Как ни странно, после бойни Глеб почувствовал себя гораздо лучше - страх отступил, вместе с ним улетучилась клаустрофобия. Тьма не пугала больше.
Нервы угомонились, адреналин растворился в крови, и Глеб забылся праведным сном, как человек, исполнивший трудную, но полезную миссию.

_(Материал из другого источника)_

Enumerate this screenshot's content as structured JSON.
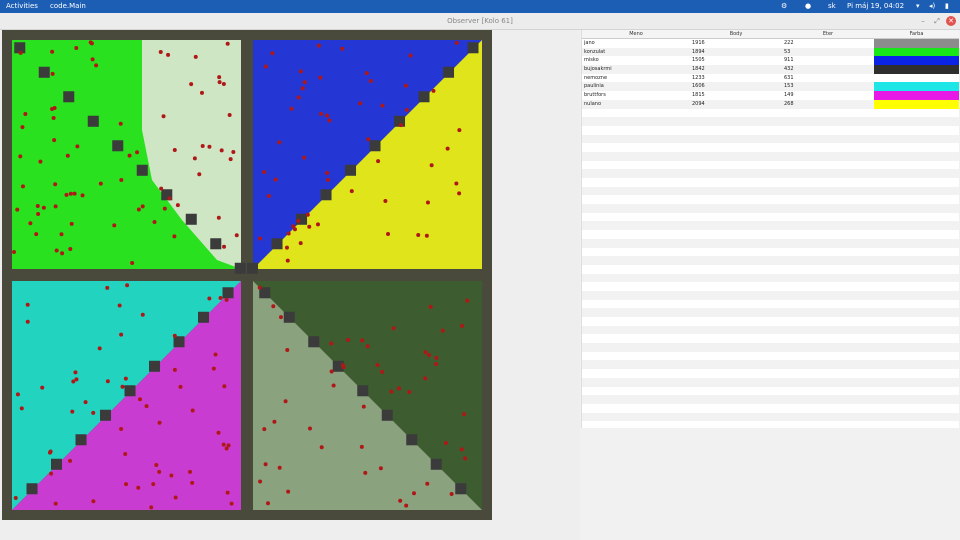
{
  "topbar": {
    "activities": "Activities",
    "app_name": "code.Main",
    "lang": "sk",
    "clock": "Pi máj 19, 04:02",
    "icons": [
      "gear-icon",
      "chat-icon",
      "wifi-icon",
      "volume-icon",
      "battery-icon"
    ]
  },
  "window": {
    "title": "Observer [Kolo 61]",
    "buttons": [
      "minimize-icon",
      "maximize-icon",
      "close-icon"
    ]
  },
  "table": {
    "headers": [
      "Meno",
      "Body",
      "Eter",
      "Farba"
    ],
    "rows": [
      {
        "name": "jano",
        "body": "1916",
        "eter": "222",
        "color": "#8c8c8c"
      },
      {
        "name": "konzulat",
        "body": "1894",
        "eter": "53",
        "color": "#19e619"
      },
      {
        "name": "misko",
        "body": "1505",
        "eter": "911",
        "color": "#0a23e6"
      },
      {
        "name": "bujosakrmi",
        "body": "1842",
        "eter": "432",
        "color": "#2e2e2e"
      },
      {
        "name": "nemozne",
        "body": "1233",
        "eter": "631",
        "color": "#ffffff"
      },
      {
        "name": "paulinia",
        "body": "1606",
        "eter": "153",
        "color": "#1ee6e6"
      },
      {
        "name": "bruttfors",
        "body": "1815",
        "eter": "149",
        "color": "#e619e6"
      },
      {
        "name": "nulano",
        "body": "2094",
        "eter": "268",
        "color": "#ffff00"
      }
    ]
  },
  "board": {
    "grid": 40,
    "colors": {
      "border": "#4a4a3c",
      "green": "#29e11e",
      "light": "#cfe6c4",
      "blue": "#2436d4",
      "yellow": "#dfe51a",
      "cyan": "#22d4c0",
      "magenta": "#c83cd1",
      "dark": "#3d5c2f",
      "sage": "#8aa27e",
      "wall": "#3b3b3b",
      "dot": "#b01818"
    }
  }
}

Его разбудил яркий луч, нацеленный в лицо.
У изголовья стоял какой-то субъект с фонарём. Судя по лбу, украшенному крестом лейкопластыря, это был тот самый подранок, что пострадал от атаки ночного горшка.
Не проронив ни единого звука, вертухай замотал Глебу запястья эластичным шнуром, потом отвязал его от кровати и повёл на допрос.
Новый день начался.

- Послушайте, может вы, наконец, освободите меня? – Глеб вытянул руки, демонстрируя кандалы.

- Вот ещё! – фыркнула Чёрная Дама в ответ. – Перебьешься. Нечего было дурку валять.

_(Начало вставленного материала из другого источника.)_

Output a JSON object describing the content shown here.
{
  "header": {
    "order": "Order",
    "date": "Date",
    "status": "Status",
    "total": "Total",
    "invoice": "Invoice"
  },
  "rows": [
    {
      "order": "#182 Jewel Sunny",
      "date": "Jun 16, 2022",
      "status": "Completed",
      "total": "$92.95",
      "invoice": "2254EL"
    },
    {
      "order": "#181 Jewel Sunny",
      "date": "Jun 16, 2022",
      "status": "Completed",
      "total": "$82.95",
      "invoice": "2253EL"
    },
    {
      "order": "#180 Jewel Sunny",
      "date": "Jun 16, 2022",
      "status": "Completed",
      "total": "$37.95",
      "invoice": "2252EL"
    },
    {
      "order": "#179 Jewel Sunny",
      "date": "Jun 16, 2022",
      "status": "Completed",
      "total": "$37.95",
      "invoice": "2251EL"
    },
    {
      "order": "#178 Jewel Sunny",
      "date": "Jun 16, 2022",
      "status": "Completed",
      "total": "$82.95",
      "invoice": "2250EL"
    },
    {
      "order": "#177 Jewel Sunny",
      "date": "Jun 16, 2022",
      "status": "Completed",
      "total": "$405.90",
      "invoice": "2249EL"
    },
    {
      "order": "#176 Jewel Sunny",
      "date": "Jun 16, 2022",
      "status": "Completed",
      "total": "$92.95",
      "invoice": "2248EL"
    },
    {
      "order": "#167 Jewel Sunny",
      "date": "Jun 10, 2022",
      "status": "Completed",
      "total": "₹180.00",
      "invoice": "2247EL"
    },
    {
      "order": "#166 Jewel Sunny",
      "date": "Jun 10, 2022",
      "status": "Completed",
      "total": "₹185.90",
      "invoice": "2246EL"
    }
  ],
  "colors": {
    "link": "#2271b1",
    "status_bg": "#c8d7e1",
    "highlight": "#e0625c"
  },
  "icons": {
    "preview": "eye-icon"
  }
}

- Сами виноваты - завели в подземелье, заперли в каземате. Одного, без света… А у меня клаустрофобия, между прочим! Тут кого хочешь переклинит.

- Клаустрофобия? – тюремщица выдавила из себя принуждённый смешок. – В одной книжонке один мозгоправ приводит список фобий – двести сорок штук. Двести сорок! Если каждой потакать, далеко не уедешь. Терпи - и тебе урок, и нам спокойнее. Превентивная мера, так проще беседовать.

«Не, ну, точно училка. Грымза очкастая! Уроками муштровать меня вздумала? А давай-ка, и мы тебе экзамен устроим».

- Кстати, по поводу беседы… Как-то она у нас однобоко протекает, не находите? А у меня, между прочим, к вам тоже пара-тройка вопросов имеется.

- Да что ты говоришь! – Чёрная Дама сомкнула ладони и заставила пальцы плясать, шевеля их паучьим фасоном. – Ладно, валяй.

- Где мои друзья? И что с Неточкой? – предъявил Глеб реестр тем, алчущих растолкования.

- Что ж, разумные вопросы. Глубокомысленными их не назовешь, зато злободневные. Попробуем ответить на них в порядке предложенной схемы. Итак - друзья.

Услыхав чреватое слово, пальцы прекратили вертёж и сплелись узлом, образовав десятиглавый кулак.

- Здесь они, конечно. Здесь. Где ж им быть ещё? Задержаны на месте преступления при попытке к злодейству. Что с ними будет? Это мы ещё не решили. Может, сдадим их властям – пусть менты разбираются. А может…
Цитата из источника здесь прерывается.